Dáil debates
Wednesday, 5 November 2025
Employment (Contractual Retirement Ages) Bill 2025: Report and Final Stages
11:10 am
Johnny Guirke (Meath West, Sinn Fein)
For years, Sinn Féin has stood with the men and women who have built our economy from the ground up. We have championed the right to retire at 65, a milestone earned through decades of hard work and dedication. Yet we also recognise a simple truth: life does not always fit a single blueprint. Some people want to keep contributing, learning and shaping our world, even after 65, and they should have that option without being pushed out of their jobs or onto a less secure footing. The decision to retire is deeply personal. It is not one size fits all. Each person's health, job, finances and hopes for the years ahead come into play. Health can be a friend or a foe in this journey. It can open doors to more flexible work or make a longer career challenging. I heard a story from a worker who wanted to stay beyond retirement age but found signing a new contract meant different terms and conditions which left him worse off after a lifetime of service. We must ensure no one is forced to accept worse conditions simply because of their age. The right to continue working must be safeguarded, not traded away in the fine print of a new agreement.

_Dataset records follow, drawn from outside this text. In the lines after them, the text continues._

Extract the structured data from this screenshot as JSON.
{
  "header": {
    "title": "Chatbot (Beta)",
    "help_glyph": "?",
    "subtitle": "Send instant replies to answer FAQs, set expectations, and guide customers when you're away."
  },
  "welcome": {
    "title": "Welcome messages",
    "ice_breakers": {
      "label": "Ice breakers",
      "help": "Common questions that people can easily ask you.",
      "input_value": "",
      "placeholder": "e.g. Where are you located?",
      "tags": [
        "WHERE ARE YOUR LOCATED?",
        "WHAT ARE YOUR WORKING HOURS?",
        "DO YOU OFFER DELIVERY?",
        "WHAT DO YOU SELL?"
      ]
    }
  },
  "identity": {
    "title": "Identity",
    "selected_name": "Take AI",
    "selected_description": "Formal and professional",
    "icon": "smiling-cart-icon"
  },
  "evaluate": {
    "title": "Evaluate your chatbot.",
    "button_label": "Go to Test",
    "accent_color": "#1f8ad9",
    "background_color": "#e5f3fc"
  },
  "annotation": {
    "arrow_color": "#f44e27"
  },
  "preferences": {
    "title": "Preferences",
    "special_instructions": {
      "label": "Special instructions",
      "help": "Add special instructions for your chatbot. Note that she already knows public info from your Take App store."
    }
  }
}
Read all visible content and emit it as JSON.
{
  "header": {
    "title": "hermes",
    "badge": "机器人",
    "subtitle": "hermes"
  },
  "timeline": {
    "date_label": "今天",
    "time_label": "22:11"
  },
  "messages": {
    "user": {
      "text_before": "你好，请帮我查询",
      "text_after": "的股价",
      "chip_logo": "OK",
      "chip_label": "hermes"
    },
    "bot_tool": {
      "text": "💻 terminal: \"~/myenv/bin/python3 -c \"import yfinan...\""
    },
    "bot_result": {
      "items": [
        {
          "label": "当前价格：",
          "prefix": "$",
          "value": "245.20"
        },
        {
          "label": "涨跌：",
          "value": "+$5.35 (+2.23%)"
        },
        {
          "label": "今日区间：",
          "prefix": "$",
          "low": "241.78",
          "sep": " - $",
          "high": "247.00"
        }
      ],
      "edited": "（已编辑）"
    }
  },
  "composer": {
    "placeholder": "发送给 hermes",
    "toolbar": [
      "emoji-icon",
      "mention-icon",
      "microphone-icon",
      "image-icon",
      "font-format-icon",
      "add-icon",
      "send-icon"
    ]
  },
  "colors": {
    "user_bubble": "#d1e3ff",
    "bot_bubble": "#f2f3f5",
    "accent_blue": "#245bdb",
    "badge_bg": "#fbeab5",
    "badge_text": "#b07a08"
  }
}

The heart of our position is simple: every person should be able to decide how to shape their own life after years of hard work. Sinn Féin supports, firmly and clearly, the right to retire at 65 with a full pension and the equally important right to keep working, if that is what a person desires. Too long and too often, workers have had mandatory retirement ages written into their contracts. If you want to stay on and contribute your knowledge and skills, you should not be forced out because of age or face a change in terms and conditions that undermines your well-earned security.
I welcome this Bill because it aligns with our long-standing goal of removing mandatory retirement clauses and restoring real choice to workers. The freedom to decide to retire or continue working must belong to the individual, not to a corporate policy or outdated rules that deny people agency over their own lives. After a lifetime of work, people deserve the chance to retire with their pension at 65 or to carry on contributing. Right now, too many are pushed out of jobs and into unemployment long before reaching pension eligibility. With that income gap comes stress, uncertainty and a squeeze on families already facing the pressures of the rising cost of living. When workers are pushed out, it is not just a pay cheque that vanishes. The social connections, daily routine and sense of purpose that come from being part of a team can also disappear. We must protect those bonds and support mental health by ensuring fair terms and keeping doors open to continued employment, if that is what a person wants.
We stand with workers and we want to work on their terms with employers who want to retain the experience and energy of their seasoned staff, and with a government that will not duck this issue. It is time to commit to a policy that respects choice, protects earned benefits and recognises the value of a life spent contributing to the working environment. We will not abandon the principle that workers should have control over their own careers. We will continue to advocate for a system where a worker at 65 can choose to retire with their pension or continue working with terms that respect their experience and contributions.
We ask the Minister of State to ensure any Bill before us preserves the rights of workers to work on their own terms and guarantee that those who wish to keep contributing do so on fair and secure conditions, while those who retire can do so with dignity and full pension rights. We welcome the Bill but urge the Minister of State to listen to his constituents and the public, who want the choice of retiring at 65 with dignity and security or staying in the workforce, if that is their decision.